Vous êtes très jeune, vous avez tout le temps d’apprendre.
Bienvenue sur Vos Écrits, à vous lire bientôt !
Mes remarques :
« aucune classe, aucun savoir-vivre »
« il fait alors jour (et non « jours ») la majeure partie » (cela dit, quelle que soit la taille du soleil, il fait jour la moitié du temps puisque la planète, tournant sur elle-même à vitesse constante, lui tourne le dos la moitié du temps)
« nommer chaque planète serait trop long »
« Cette bande de corrompus étaient soudoyés par des compagnies minières, forestières, et en échange de montants d’argent (et non « d’argents », l’argent est ici une quantité non dénombrable) assez importants (les montants sont importants), »
« c’était que j’étais un habitant » : maladroit, je trouve
« Moi qui pensais être accueilli (et non « accueillis ») comme un héro »
« Mon identité avait fini par être dévoilée par mon ami en me dénonçant aux autorités (expression confuse pour dire que c’est l’ami qui a dénoncé le narrateur) et puis j’ai fui (et non « fuit ») »
« les mercenaires ont fini par me retracer et m’ont enlevé »
« des étoiles à perte de vue (et non « pertes de vues ») »
« couché par dessus l’herbe »
« 2053 ça remonte quand même à loin.

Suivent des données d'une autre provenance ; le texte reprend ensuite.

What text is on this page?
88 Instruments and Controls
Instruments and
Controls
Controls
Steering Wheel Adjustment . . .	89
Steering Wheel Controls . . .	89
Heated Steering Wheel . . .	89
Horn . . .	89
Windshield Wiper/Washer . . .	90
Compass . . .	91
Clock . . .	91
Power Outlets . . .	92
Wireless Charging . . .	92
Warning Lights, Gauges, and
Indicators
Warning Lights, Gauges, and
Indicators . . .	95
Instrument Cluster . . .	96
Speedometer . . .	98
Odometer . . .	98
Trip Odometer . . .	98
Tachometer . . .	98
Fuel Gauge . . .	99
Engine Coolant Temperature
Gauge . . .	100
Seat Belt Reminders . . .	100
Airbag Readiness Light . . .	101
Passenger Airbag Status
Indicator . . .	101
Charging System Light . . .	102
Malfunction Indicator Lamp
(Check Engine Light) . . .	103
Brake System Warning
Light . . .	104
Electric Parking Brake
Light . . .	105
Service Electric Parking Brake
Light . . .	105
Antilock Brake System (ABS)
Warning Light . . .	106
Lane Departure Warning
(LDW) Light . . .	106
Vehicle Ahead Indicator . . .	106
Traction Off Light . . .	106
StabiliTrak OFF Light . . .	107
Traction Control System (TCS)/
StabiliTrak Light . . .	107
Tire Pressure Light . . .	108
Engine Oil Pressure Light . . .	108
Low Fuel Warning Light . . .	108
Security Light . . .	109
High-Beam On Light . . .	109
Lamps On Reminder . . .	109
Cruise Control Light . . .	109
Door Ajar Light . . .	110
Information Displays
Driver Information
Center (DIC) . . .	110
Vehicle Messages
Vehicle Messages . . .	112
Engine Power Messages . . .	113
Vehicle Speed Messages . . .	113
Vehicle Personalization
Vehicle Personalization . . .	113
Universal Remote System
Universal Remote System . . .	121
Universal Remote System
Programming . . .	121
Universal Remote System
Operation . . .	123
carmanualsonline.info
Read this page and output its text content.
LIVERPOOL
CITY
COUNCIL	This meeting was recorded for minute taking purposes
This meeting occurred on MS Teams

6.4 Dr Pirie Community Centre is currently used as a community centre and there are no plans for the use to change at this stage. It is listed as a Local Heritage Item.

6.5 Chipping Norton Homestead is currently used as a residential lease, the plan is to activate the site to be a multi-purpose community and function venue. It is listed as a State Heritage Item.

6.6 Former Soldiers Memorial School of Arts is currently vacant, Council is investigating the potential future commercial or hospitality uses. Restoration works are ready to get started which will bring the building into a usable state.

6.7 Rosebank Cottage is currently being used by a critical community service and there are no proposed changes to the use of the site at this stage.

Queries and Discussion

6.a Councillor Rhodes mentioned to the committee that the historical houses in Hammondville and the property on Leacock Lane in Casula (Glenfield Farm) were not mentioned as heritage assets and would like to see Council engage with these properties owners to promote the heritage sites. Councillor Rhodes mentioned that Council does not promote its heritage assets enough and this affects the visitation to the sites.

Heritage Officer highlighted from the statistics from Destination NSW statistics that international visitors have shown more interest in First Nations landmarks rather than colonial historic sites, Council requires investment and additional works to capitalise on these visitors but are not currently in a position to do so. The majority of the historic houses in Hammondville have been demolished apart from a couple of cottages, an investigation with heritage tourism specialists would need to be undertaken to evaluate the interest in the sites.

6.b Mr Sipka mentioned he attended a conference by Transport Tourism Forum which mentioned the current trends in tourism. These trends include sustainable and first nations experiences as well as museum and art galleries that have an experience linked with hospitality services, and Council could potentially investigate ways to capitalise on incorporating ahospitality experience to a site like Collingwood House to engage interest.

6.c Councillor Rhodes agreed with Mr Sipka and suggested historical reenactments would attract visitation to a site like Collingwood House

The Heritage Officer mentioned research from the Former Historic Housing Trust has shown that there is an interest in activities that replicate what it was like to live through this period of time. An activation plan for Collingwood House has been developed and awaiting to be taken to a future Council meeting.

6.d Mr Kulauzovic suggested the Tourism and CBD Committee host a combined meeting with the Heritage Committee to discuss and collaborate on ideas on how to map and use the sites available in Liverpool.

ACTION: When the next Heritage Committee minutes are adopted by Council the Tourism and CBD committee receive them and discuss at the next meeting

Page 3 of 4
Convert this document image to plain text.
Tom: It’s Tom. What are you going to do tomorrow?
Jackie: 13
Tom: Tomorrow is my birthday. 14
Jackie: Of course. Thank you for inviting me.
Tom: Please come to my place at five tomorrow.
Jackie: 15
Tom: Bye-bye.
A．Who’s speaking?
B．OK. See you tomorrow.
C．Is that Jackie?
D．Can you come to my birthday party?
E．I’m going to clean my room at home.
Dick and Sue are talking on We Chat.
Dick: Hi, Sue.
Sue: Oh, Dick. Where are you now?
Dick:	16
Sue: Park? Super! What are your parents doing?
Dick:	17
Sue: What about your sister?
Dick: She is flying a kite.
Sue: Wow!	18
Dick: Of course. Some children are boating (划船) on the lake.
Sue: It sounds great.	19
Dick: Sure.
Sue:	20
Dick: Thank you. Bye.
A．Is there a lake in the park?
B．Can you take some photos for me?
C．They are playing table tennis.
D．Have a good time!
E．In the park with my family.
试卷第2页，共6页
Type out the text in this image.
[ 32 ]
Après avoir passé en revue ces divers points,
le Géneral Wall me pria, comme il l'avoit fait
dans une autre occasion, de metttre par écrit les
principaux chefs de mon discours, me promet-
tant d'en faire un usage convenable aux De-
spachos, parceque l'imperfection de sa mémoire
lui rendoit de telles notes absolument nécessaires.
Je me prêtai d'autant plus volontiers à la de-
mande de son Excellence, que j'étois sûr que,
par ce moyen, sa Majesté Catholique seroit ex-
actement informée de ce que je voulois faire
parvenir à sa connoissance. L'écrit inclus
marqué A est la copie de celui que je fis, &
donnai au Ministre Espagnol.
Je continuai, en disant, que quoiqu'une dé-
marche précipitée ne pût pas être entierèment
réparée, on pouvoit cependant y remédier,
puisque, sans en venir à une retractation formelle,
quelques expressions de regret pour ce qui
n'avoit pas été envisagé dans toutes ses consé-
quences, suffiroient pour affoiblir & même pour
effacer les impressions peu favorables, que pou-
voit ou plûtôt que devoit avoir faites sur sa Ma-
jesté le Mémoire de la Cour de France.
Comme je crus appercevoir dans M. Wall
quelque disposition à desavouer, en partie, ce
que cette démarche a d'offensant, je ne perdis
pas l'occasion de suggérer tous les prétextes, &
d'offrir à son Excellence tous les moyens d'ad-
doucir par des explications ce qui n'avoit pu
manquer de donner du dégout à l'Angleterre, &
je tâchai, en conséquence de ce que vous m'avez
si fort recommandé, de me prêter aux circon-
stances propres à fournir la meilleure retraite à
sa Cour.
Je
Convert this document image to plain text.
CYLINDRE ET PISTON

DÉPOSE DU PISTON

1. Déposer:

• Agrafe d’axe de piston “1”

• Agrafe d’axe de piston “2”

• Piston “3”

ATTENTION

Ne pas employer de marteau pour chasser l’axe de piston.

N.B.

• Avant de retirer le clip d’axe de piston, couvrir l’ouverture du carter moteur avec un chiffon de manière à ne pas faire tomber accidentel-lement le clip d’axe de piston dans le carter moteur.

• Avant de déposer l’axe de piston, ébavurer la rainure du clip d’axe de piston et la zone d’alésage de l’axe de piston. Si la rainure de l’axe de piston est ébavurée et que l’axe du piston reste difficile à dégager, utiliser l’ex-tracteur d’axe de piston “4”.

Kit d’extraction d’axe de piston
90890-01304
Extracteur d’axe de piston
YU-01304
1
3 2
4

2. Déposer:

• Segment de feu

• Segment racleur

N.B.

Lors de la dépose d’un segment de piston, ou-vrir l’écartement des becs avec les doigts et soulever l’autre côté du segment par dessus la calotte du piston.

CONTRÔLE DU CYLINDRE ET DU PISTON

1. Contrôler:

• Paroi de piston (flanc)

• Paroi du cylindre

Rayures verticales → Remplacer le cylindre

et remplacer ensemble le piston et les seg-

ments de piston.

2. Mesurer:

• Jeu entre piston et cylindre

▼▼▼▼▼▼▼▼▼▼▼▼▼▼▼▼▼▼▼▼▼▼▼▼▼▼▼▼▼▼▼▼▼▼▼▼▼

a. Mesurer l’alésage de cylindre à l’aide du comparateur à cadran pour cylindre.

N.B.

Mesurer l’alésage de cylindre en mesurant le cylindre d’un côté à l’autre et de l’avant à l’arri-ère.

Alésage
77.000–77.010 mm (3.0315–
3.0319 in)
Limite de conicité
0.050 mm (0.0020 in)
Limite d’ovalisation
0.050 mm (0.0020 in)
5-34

Cette année-là, les scientifiques avaient réussi (et non « réussit ») à dépasser le stade de la vitesse de la lumière et je me souvins (je pense qu’ici un « souvenais », imparfait, serait préférable) qu’à cette époque révolue nous décrivions cette découverte comme celle qui allait changer le cours de l’histoire, et ce n’était pas faux. 9 ans plus tard, des tyrans furent élus au pouvoir et c’était le début de ma rage qui grandit (je pense que le passé simple s’impose ici et non l’imparfait « grandissait ») jusqu'à ce (et non jusqu’à-ce) que je les tue (et non tues) »
« une étrange mixture dont (parce qu’il n’ose pas imaginer à propos de la mixture avec quoi elle est préparée) je n’osais même pas imaginer avec quoi elle était préparée »
« mais c’était mieux pour leur sécurité (et non « leurs sécurités ») »
« Après ce souper totalement infect (et non « infecte », c’est un souper), je m’essuyai les mains sur une serviette qui traînait sur le sol et me dirigeai »
« ce qui m’intéressait surtout c’était la destination, soit ils n’osaient pas en parler, soit ils ne connaissaient rien du lieu (et non « lieux ») où ils m’emmenaient »
« après 30 minutes à essayer de comprendre ce qu’ils disaient ,mais en vain »
« Je m’étendis cherchant désespérément une position confortable pour passer la nuit et je finis par trouver après quelques essais, couché sur le dos regardant le plafond, je me questionnai sur la vie »
« mais le changement chimique de notre corps ne se produit pas aussi rapidement que nous le voudrions, mais quoi qu’il en soit, je n’ai (et non « n’ait ») pas les connaissances »
« ma nuit fut alors assez courte, quoique et non « quoi que ») je n’aie (« quoique », comme « bien que », est suivi du subjonctif) jamais ressenti aucune fatigue (et non « aucunes fatigues ») lors de ces nuits écourtées par une quelconque raison que je ne saurais donner »
« Je m’assis sur le rebord de ma «couchette» puis me passai la main dans les cheveux »
« Nous étions probablement arrivés »
« Une atmosphère composée d’un gaz dont (il ne saurait dire le nom du gaz) je ne saurais dire le nom »
« continuais à scruter l’horizon, lorsque j’aperçus une station spatiale »
« tandis que le cylindre sert sûrement de quartier »
« une structure à donner la chair (et non « chaire ») de poule »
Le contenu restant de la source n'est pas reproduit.